The text quoted above was taken from this site. I have taken the liberty of correcting the spelling (which appears to be 'odd' in a way that suggests OCR was used, like "cornponent" instead of "component").
Either way, I have not read all of mb21.co.uk, though what I have seen so far has been an interesting and detailed account of teletext - many thanks to Mike Brown for doing this!

Meanwhile... the Philips "Computer Controlled Teletext" user manual (issue 1, Jan. 1984) says, in its description of the first-generation LSI decoder:

VIP (Video Input Processor) (SAA 5030), a bipolar linear device which provides serial data and clock derived from the incoming video signal; it also arranges timing synchronisation for the rest of the decoder.
 
TAC (Teletext data Acquisition and Control) (SAA 5040), a digital NMOS device which arranges the capture of the requested page into memory. It is also concerned with overall decoder control, and writing user status into memory.
This, then, obviously raises the question of what exactly talks to the memory? Is it the VIP or is it the TAC? The VIP2 (second generation) simply outputs a data-stream and clock, while the EuroCCT works out what to receive, thus I am inclined to think that the VIP (first generation) doesn't talk to memory.
Certainly, the circuit diagram provided for the ETI receiver does not indicate any direct connection between the VIP and the memory.

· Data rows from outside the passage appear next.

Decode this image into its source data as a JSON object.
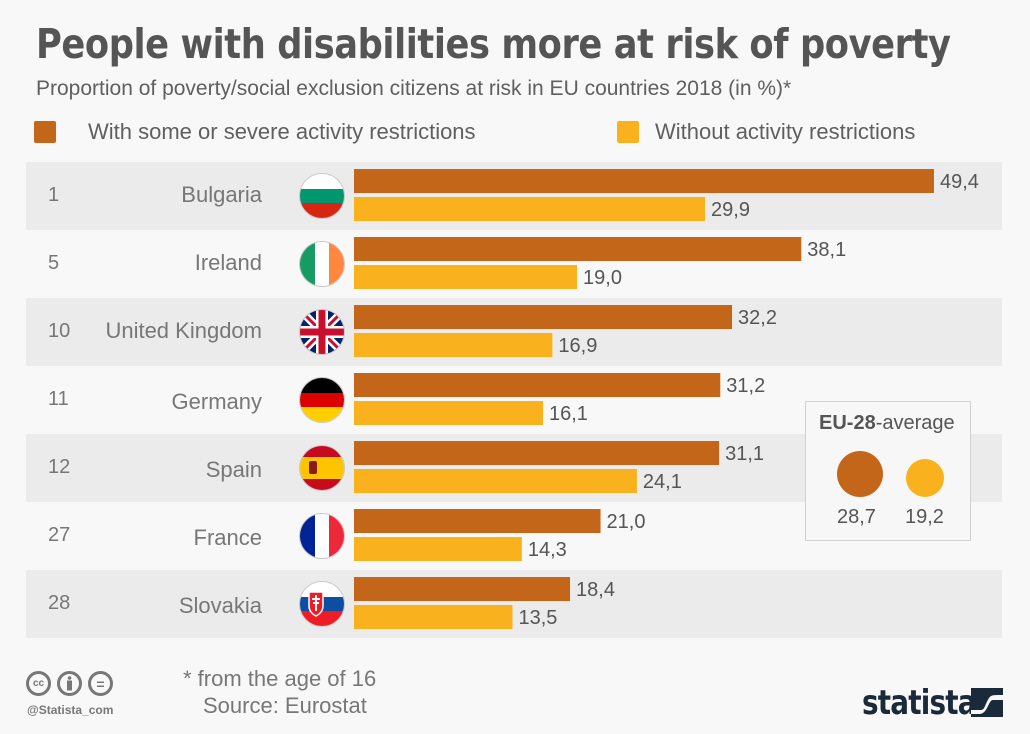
{
  "header": {
    "title": "People with disabilities more at risk of poverty",
    "subtitle": "Proportion of poverty/social exclusion citizens at risk in EU countries 2018 (in %)*"
  },
  "colors": {
    "with_restrictions": "#c4661a",
    "without_restrictions": "#fab11e",
    "row_shade": "#ebebeb",
    "brand_dark": "#1b2a3a"
  },
  "chart_data": {
    "type": "bar",
    "orientation": "horizontal",
    "title": "People with disabilities more at risk of poverty",
    "subtitle": "Proportion of poverty/social exclusion citizens at risk in EU countries 2018 (in %)*",
    "xlabel": "",
    "ylabel": "",
    "xlim": [
      0,
      50
    ],
    "grid": false,
    "legend_position": "top",
    "categories": [
      "Bulgaria",
      "Ireland",
      "United Kingdom",
      "Germany",
      "Spain",
      "France",
      "Slovakia"
    ],
    "ranks": [
      "1",
      "5",
      "10",
      "11",
      "12",
      "27",
      "28"
    ],
    "flags": [
      "flag-bulgaria",
      "flag-ireland",
      "flag-united-kingdom",
      "flag-germany",
      "flag-spain",
      "flag-france",
      "flag-slovakia"
    ],
    "series": [
      {
        "name": "With some or severe activity restrictions",
        "color": "#c4661a",
        "values": [
          49.4,
          38.1,
          32.2,
          31.2,
          31.1,
          21.0,
          18.4
        ],
        "labels": [
          "49,4",
          "38,1",
          "32,2",
          "31,2",
          "31,1",
          "21,0",
          "18,4"
        ]
      },
      {
        "name": "Without activity restrictions",
        "color": "#fab11e",
        "values": [
          29.9,
          19.0,
          16.9,
          16.1,
          24.1,
          14.3,
          13.5
        ],
        "labels": [
          "29,9",
          "19,0",
          "16,9",
          "16,1",
          "24,1",
          "14,3",
          "13,5"
        ]
      }
    ],
    "annotations": {
      "eu_average": {
        "title_bold": "EU-28",
        "title_rest": "-average",
        "with_restrictions": 28.7,
        "with_restrictions_label": "28,7",
        "without_restrictions": 19.2,
        "without_restrictions_label": "19,2"
      }
    }
  },
  "footer": {
    "note": "* from the age of 16",
    "source": "Source: Eurostat",
    "handle": "@Statista_com",
    "license_icons": [
      "cc-icon",
      "by-icon",
      "nd-icon"
    ],
    "cc_label": "cc",
    "nd_label": "=",
    "brand": "statista"
  }
}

You might wonder why I'm getting hung up over this. The answer is quite simple - it is because the Acorn Teletext Adapter has no TAC! This would imply that something else is performing the functions of the TAC; perhaps the BBC micro itself. Given the clock rate of the 1MHz bus is... guess what... 1MHz, and the data from the VIP is clocked out at a smidgen over 6MHz, it implies something interesting is happening.
Unfortunately the pins are not numbered in the circuit diagram of the ETI receiver, so I cannot try to follow where they go in the Acorn adapter.

 

Computer interface and software

Currently, I have no idea. I'll write about it when I find out some details!

 

Finally...

If you plan to 'play' with your receiver (if you have one) then please please take note - the voltages contained within are +5V, which is not unexpected, and +12V, which again is not unusual. What is unusual, and what you should be careful with, is the +40V (yes, forty!) supply for the tuning 'twiddlies'.
Innards (5); JPEG 32K
As you can see (it is the one on the right), Acorn had a peculiar way of writing '4', a way that was more reminiscent of an 'L'. This in itself is potentially dangerous as 'L' means something on circuit boards (I think it means 'inductor', but my memory isn't so good!). Never mind, just remember the +40V is there. It winds its way across the bottom of the board (near the bus cable). At that corner it comes topside and tracks along past the tuner metal-box and finally finds its way into the tuning variables.